Kepala Dinas Pariwisata dan Kebudayaan DKI Jakarta Arie Budiman yang dihubungi Rabu (28/1) mengatakan, seluruh stakeholder harus bertemu demi menyelesaikan persoalan konservasi bangunan-bangunan cagar budaya.
”Ini persoalan penting yang harus melibatkan semua pemangku kepentingan. Ada pertentangan antara kesejarahan dan kekinian. Ada kepentingan ekonomi seperti dalam kasus Gedung Candranaya yang diimpit kompleks apartemen,” kata Arie.
Menurut Arie, preservasi bangunan tua sangat penting, tetapi harus diberikan insentif bagi pemilik bangunan tua.
Sebagai langkah awal dalam kondisi mendesak, Arie mengaku segera memerintahkan inventarisasi dan mengecek kondisi bangunan cagar budaya berarsitektur Tionghoa yang tersisa.
Arie menegaskan, pihaknya tetap pada komitmen pelestarian bangunan tua dan bersejarah. Namun, di sisi lain, ada keterbatasan anggaran APBD DKI Jakarta. Untuk itu, sangat penting keterlibatan pihak swasta dalam upaya pelestarian.
”Kita harus mencari solusi bersama dalam hal ini supaya kepentingan ekonomi dan konservasi bisa sejalan,” ujar Arie.
Harus Diselamatkan
Kepala Hubungan Masyarakat dan Protokol Pemerintah Kota Tangerang Ahsan Annahar secara terpisah menyatakan, Pemkot akan mendata dan menelusuri semua bangunan bersejarah di wilayahnya.
Pemkot juga akan meminta data lokasi, usia bangunan, dan data lain beserta surat keputusan yang menyatakan bangunan tersebut termasuk cagar budaya yang harus dilindungi dari Balai Pelestarian Peninggalan Purbakala Serang.
”Prinsipnya, apabila benar bangunan seperti rumah Kapiten Oei Djie San termasuk cagar budaya, tentu harus diselamatkan,” kata Assan.
Masih dari Tangerang, pemerhati bangunan tua, Hendra Lukito, menjelaskan, kerusakan rumah Kapiten Oei Djie San makin parah. ”Kalau tak segera dihentikan, rumah tersebut akan hancur sama sekali,” kata Hendra.

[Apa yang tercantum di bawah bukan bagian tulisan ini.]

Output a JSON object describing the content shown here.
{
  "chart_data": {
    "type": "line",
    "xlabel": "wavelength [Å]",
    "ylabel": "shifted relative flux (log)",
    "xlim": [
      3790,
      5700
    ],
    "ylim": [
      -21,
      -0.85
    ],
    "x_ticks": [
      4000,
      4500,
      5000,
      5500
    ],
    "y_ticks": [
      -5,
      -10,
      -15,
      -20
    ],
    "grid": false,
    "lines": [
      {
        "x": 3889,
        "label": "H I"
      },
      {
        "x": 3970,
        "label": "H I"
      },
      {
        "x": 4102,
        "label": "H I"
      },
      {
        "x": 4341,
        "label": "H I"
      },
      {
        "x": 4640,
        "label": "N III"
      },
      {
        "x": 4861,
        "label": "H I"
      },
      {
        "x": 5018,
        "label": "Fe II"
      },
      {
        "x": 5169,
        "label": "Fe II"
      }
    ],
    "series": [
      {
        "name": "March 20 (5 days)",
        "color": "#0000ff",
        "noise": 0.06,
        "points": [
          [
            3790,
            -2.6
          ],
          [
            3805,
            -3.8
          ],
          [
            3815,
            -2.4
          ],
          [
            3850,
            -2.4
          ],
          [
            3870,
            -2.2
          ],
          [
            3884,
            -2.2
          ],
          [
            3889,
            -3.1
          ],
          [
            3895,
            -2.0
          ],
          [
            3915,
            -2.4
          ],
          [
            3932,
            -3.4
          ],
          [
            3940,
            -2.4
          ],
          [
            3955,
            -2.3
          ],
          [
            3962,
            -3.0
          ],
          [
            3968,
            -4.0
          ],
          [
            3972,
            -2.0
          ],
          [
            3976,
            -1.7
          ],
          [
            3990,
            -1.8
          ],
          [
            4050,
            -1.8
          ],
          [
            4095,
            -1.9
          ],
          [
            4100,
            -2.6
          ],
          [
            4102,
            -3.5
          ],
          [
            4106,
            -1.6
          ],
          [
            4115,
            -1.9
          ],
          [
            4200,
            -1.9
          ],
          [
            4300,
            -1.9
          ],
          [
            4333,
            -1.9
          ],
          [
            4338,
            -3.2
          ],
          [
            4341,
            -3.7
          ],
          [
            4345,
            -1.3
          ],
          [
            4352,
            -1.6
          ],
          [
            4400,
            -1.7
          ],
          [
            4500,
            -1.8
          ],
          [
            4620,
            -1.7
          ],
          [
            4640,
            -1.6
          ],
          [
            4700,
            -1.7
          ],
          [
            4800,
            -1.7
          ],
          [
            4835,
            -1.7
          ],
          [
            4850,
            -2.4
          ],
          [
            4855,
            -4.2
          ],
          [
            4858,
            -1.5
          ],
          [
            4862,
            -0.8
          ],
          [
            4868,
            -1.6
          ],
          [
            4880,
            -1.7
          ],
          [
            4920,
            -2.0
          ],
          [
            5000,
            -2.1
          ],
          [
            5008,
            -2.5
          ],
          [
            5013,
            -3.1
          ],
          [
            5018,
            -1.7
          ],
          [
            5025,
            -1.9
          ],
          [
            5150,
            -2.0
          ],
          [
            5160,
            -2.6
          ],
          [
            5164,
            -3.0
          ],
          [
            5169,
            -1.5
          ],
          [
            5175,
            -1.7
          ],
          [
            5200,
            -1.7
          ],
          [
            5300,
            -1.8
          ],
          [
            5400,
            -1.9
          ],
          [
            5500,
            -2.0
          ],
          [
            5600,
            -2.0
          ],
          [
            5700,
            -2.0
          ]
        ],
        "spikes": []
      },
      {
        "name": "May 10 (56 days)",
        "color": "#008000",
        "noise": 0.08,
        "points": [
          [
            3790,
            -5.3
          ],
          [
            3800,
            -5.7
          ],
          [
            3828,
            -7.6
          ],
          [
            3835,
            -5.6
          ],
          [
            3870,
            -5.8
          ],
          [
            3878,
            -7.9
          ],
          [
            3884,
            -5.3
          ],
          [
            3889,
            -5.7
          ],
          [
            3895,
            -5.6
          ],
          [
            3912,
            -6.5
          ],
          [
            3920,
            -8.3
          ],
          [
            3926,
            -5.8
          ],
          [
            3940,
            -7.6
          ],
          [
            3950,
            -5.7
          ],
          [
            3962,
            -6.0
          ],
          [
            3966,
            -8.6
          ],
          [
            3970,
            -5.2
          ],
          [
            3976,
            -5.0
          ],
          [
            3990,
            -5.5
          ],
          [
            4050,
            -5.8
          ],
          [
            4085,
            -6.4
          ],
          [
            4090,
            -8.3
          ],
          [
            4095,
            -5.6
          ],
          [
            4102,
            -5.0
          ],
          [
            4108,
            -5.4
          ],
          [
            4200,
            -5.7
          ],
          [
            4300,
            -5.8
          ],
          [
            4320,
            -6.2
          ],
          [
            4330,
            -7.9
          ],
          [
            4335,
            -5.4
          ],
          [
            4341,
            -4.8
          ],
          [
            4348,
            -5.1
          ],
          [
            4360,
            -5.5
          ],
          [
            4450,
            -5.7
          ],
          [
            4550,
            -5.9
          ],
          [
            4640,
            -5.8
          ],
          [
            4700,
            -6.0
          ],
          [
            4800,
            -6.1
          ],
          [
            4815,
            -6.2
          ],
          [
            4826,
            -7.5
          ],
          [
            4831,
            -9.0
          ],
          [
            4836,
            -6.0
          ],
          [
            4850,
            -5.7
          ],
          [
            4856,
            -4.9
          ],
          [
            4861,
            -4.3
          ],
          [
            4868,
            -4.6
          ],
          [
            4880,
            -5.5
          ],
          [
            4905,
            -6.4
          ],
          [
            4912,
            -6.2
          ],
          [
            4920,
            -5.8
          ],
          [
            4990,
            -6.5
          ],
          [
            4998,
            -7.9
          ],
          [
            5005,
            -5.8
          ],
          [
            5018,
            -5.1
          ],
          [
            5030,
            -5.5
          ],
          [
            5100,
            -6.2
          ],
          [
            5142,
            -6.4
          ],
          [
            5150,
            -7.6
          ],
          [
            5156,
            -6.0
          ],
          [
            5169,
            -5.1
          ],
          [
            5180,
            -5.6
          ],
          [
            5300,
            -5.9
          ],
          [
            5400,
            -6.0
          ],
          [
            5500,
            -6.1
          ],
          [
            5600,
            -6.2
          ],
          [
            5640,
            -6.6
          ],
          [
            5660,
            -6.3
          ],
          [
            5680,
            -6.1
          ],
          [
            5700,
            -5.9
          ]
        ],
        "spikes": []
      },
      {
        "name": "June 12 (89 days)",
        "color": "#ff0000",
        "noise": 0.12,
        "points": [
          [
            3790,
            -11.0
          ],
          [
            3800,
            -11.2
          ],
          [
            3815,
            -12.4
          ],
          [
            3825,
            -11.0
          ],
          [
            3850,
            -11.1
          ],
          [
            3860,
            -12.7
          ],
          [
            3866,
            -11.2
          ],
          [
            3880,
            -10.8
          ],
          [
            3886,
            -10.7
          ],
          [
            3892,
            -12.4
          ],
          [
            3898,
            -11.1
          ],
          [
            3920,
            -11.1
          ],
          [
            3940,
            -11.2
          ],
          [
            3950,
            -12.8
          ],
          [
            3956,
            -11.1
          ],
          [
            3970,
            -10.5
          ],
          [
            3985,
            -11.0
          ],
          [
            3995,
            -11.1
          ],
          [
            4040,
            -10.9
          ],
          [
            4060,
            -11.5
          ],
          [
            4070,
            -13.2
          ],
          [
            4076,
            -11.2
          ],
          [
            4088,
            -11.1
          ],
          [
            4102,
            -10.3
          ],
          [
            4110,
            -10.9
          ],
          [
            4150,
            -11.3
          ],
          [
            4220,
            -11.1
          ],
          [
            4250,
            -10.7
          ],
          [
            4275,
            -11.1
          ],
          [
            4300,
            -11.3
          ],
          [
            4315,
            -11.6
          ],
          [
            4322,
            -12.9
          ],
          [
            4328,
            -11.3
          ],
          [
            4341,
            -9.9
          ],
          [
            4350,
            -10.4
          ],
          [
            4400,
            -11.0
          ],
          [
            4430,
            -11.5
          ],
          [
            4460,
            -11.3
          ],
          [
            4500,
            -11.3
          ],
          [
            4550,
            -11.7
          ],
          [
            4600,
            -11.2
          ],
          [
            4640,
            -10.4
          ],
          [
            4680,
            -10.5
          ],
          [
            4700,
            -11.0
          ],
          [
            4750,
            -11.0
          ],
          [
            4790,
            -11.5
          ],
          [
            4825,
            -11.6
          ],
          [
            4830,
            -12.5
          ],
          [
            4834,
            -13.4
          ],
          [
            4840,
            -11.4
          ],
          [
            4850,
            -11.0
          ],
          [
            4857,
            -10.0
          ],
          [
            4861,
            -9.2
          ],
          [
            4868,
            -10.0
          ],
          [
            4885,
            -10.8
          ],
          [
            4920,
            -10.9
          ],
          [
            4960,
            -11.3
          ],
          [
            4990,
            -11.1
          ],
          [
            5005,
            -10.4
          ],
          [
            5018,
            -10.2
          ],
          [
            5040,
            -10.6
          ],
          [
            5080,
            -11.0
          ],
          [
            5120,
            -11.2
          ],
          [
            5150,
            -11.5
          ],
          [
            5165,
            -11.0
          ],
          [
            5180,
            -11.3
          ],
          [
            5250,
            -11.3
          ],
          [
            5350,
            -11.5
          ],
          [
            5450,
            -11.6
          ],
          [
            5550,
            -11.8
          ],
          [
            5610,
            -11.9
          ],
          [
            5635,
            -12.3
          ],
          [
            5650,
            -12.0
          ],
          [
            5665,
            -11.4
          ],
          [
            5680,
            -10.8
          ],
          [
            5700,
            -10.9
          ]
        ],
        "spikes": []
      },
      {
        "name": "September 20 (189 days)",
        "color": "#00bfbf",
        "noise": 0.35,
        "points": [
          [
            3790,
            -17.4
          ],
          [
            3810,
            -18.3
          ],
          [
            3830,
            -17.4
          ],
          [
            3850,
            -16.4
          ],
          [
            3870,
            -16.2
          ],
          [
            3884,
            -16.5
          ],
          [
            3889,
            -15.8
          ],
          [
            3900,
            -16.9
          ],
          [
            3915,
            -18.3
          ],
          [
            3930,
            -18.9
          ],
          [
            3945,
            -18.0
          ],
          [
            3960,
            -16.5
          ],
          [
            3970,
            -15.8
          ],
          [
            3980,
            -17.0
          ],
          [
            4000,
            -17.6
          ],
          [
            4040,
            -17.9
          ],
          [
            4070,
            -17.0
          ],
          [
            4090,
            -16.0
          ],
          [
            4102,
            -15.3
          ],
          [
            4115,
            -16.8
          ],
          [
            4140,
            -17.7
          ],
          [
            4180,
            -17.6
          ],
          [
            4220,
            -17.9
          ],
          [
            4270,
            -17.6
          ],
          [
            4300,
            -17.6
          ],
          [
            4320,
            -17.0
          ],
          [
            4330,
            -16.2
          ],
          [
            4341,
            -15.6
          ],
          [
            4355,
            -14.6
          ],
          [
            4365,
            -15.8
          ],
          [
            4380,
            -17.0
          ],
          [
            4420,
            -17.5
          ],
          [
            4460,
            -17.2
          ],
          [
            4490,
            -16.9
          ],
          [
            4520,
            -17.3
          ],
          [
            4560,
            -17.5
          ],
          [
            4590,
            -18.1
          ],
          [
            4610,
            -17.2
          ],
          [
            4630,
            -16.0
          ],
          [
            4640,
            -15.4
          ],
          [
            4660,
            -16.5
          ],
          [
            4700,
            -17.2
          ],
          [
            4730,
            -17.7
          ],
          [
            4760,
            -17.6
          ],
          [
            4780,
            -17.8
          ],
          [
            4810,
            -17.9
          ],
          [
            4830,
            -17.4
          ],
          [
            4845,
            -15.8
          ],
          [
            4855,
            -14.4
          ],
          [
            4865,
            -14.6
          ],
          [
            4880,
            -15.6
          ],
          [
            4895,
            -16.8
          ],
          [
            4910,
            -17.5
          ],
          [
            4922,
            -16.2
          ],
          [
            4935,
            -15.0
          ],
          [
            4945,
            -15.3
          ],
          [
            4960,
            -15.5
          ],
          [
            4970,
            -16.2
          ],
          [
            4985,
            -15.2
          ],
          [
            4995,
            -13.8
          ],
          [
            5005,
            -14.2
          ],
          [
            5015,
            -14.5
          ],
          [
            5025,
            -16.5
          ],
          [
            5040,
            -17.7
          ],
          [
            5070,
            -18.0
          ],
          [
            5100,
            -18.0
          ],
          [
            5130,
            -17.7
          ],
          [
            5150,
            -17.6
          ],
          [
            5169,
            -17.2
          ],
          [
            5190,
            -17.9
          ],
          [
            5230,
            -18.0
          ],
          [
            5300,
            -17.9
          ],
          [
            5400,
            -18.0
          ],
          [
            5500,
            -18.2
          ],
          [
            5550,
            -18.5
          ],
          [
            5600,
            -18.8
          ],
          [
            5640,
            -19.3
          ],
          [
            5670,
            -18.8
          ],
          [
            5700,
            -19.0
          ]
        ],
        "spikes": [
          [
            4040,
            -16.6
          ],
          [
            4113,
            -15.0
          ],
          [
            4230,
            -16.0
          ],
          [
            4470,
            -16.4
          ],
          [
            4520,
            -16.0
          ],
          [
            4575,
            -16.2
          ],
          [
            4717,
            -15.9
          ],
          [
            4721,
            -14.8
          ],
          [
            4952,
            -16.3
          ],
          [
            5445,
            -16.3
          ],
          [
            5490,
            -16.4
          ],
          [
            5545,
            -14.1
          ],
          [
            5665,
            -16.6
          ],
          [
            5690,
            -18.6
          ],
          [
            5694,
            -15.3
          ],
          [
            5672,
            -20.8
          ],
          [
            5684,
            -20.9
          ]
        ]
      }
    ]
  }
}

Ia menambahkan, sejumlah kuburan Tionghoa bersejarah di Tangerang juga hancur. Salah satu yang musnah adalah kuburan keluarga Oei Giok Kun.
Oei Giok Kun, lanjut Hendra, adalah keponakan Oei Tambah Sia. Oei Tambah Sia adalah salah satu orang terkaya di Batavia abad ke-19. Ia hartawan yang akhirnya dihukum gantung di halaman Balaikota (Stadhuis) yang kini jadi Museum Fatahillah.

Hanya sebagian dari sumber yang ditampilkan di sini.